One of the treatments for depression is called behavioural activation. This focusses on getting you to do activities that you would normally enjoy (even if you don’t feel like it). This usually leads to an improved mood, better motivation and less depressive symptoms. In the same way that less activity can cause a downward spiral, more activity helps you go back up.


If your symptoms of low motivation continue for more then 2 weeks it is important to talk with your GP for a full assessment.

You can contact Pear Tree Family Practice and ask for an urgent appointment. If the practice is not open please contact the Acute Crisis Intervention Service on 13 14 65. This is available 24 hours a day, 7 days a week.
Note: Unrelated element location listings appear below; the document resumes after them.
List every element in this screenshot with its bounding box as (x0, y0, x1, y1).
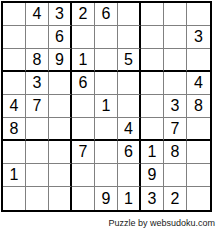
cell-r2c6[interactable] (118, 26, 141, 49)
cell-r1c7[interactable] (141, 3, 164, 26)
cell-r7c3[interactable] (49, 141, 72, 164)
cell-r7c5[interactable] (95, 141, 118, 164)
sudoku-board: 4326638915364471388477618199132 (1, 1, 212, 212)
cell-r5c3[interactable] (49, 95, 72, 118)
cell-r6c5[interactable] (95, 118, 118, 141)
cell-r3c5[interactable] (95, 49, 118, 72)
cell-r7c9[interactable] (187, 141, 210, 164)
cell-r1c6[interactable] (118, 3, 141, 26)
cell-r6c3[interactable] (49, 118, 72, 141)
cell-r2c7[interactable] (141, 26, 164, 49)
cell-r6c7[interactable] (141, 118, 164, 141)
cell-r5c8: 3 (164, 95, 187, 118)
cell-r3c7[interactable] (141, 49, 164, 72)
cell-r1c4: 2 (72, 3, 95, 26)
cell-r8c1: 1 (3, 164, 26, 187)
cell-r5c1: 4 (3, 95, 26, 118)
cell-r4c1[interactable] (3, 72, 26, 95)
cell-r5c2: 7 (26, 95, 49, 118)
cell-r2c8[interactable] (164, 26, 187, 49)
cell-r7c8: 8 (164, 141, 187, 164)
cell-r8c5[interactable] (95, 164, 118, 187)
cell-r4c8[interactable] (164, 72, 187, 95)
puzzle-credit: Puzzle by websudoku.com (108, 218, 215, 228)
cell-r3c1[interactable] (3, 49, 26, 72)
cell-r1c9[interactable] (187, 3, 210, 26)
cell-r6c2[interactable] (26, 118, 49, 141)
cell-r5c9: 8 (187, 95, 210, 118)
cell-r5c6[interactable] (118, 95, 141, 118)
cell-r1c5: 6 (95, 3, 118, 26)
cell-r8c6[interactable] (118, 164, 141, 187)
cell-r7c2[interactable] (26, 141, 49, 164)
cell-r4c4: 6 (72, 72, 95, 95)
cell-r6c1: 8 (3, 118, 26, 141)
cell-r4c7[interactable] (141, 72, 164, 95)
cell-r3c6: 5 (118, 49, 141, 72)
cell-r7c6: 6 (118, 141, 141, 164)
cell-r3c3: 9 (49, 49, 72, 72)
cell-r9c6: 1 (118, 187, 141, 210)
cell-r5c5: 1 (95, 95, 118, 118)
cell-r1c1[interactable] (3, 3, 26, 26)
cell-r1c2: 4 (26, 3, 49, 26)
cell-r5c4[interactable] (72, 95, 95, 118)
sudoku-page: 4326638915364471388477618199132 Puzzle b… (0, 0, 218, 230)
cell-r3c4: 1 (72, 49, 95, 72)
cell-r2c2[interactable] (26, 26, 49, 49)
cell-r6c8: 7 (164, 118, 187, 141)
cell-r3c2: 8 (26, 49, 49, 72)
cell-r9c1[interactable] (3, 187, 26, 210)
cell-r7c4: 7 (72, 141, 95, 164)
cell-r4c5[interactable] (95, 72, 118, 95)
cell-r6c4[interactable] (72, 118, 95, 141)
cell-r9c2[interactable] (26, 187, 49, 210)
cell-r2c3: 6 (49, 26, 72, 49)
cell-r9c8: 2 (164, 187, 187, 210)
cell-r2c5[interactable] (95, 26, 118, 49)
cell-r1c3: 3 (49, 3, 72, 26)
cell-r7c1[interactable] (3, 141, 26, 164)
cell-r4c2: 3 (26, 72, 49, 95)
cell-r8c4[interactable] (72, 164, 95, 187)
cell-r6c6: 4 (118, 118, 141, 141)
cell-r5c7[interactable] (141, 95, 164, 118)
cell-r2c4[interactable] (72, 26, 95, 49)
cell-r2c1[interactable] (3, 26, 26, 49)
cell-r7c7: 1 (141, 141, 164, 164)
cell-r6c9[interactable] (187, 118, 210, 141)
cell-r8c7: 9 (141, 164, 164, 187)
cell-r1c8[interactable] (164, 3, 187, 26)
cell-r9c4[interactable] (72, 187, 95, 210)
cell-r8c2[interactable] (26, 164, 49, 187)
cell-r4c3[interactable] (49, 72, 72, 95)
cell-r8c3[interactable] (49, 164, 72, 187)
cell-r2c9: 3 (187, 26, 210, 49)
cell-r9c3[interactable] (49, 187, 72, 210)
cell-r8c8[interactable] (164, 164, 187, 187)
cell-r3c8[interactable] (164, 49, 187, 72)
cell-r8c9[interactable] (187, 164, 210, 187)
cell-r9c5: 9 (95, 187, 118, 210)
cell-r9c7: 3 (141, 187, 164, 210)
cell-r4c9: 4 (187, 72, 210, 95)
cell-r3c9[interactable] (187, 49, 210, 72)
cell-r4c6[interactable] (118, 72, 141, 95)
cell-r9c9[interactable] (187, 187, 210, 210)
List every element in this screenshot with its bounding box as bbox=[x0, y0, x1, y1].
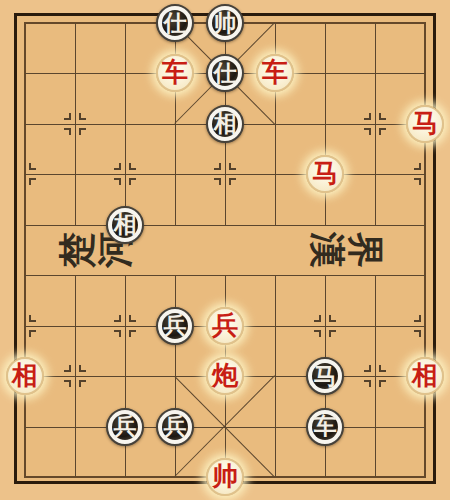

The Urgent Mental Health Care Centre is located at 215 Grenfell Street, Adelaide and available 24 hours a day, 7 days a week. They can be contacted on 8448 9100.

It is important to normalise that sometimes we will feel anxious and that it is important to talk kindly to ourselves when this is happening.

Encourage your child to try tasks and activities which make them anxious, but allow them to make the decision.

Let your child take risks and don’t assist until they are feeling anxious.

Provide encouragement if you child tries or does something they feel anxious about. 

Do not criticise them or label that as “anxious”

Encourage Brave Behaviour and attempting activities or situations that make them feel anxious.

Encourage them to talk positively to themselves when they are feeling anxious

Encourage them to ask for support if they need help with a project or situation

Encourage them to engage in physical and social activity rather than being alone at home worrying

Spent time with your pre-teen and teenager and incorporate activities they find relaxing eg reading, listening to music, craft

Educate them about the impact of alcohol, caffeine and drugs on their anxiety and mood

Avoiding completing tasks at the last minute, so that there is not additional pressure

Encourage healthy food choices.  Have a variety of healthy foods in the fridge and pantry as well as cooking nutritious meals. 

Regular physical activity improves mood and reduces anxiety.  A brief walk together or with a pet will make a difference.

Focus on a good sleep routine and getting enough sleep.  Teenager’s body clock naturally shifts so that they want to stay up later at night and sleep in longer.  Depression can make it harder to fall asleep and relaxing activities before bed will help.  Avoiding screen time in the hour before bed also helps promote melatonin production.  Melatonin is the body’s hormone that promotes sleep. 

Educating your child that using alcohol and other drugs to dull their feelings will only make everything worse.    

Suggest a diary or journal that may make it easier for them to record their feelings rather than saying them aloud.

Reduce conflict in the house about other matters where possible

Share meals together as a family

Participate with them in activities they enjoy such as music, reading, movies or craft.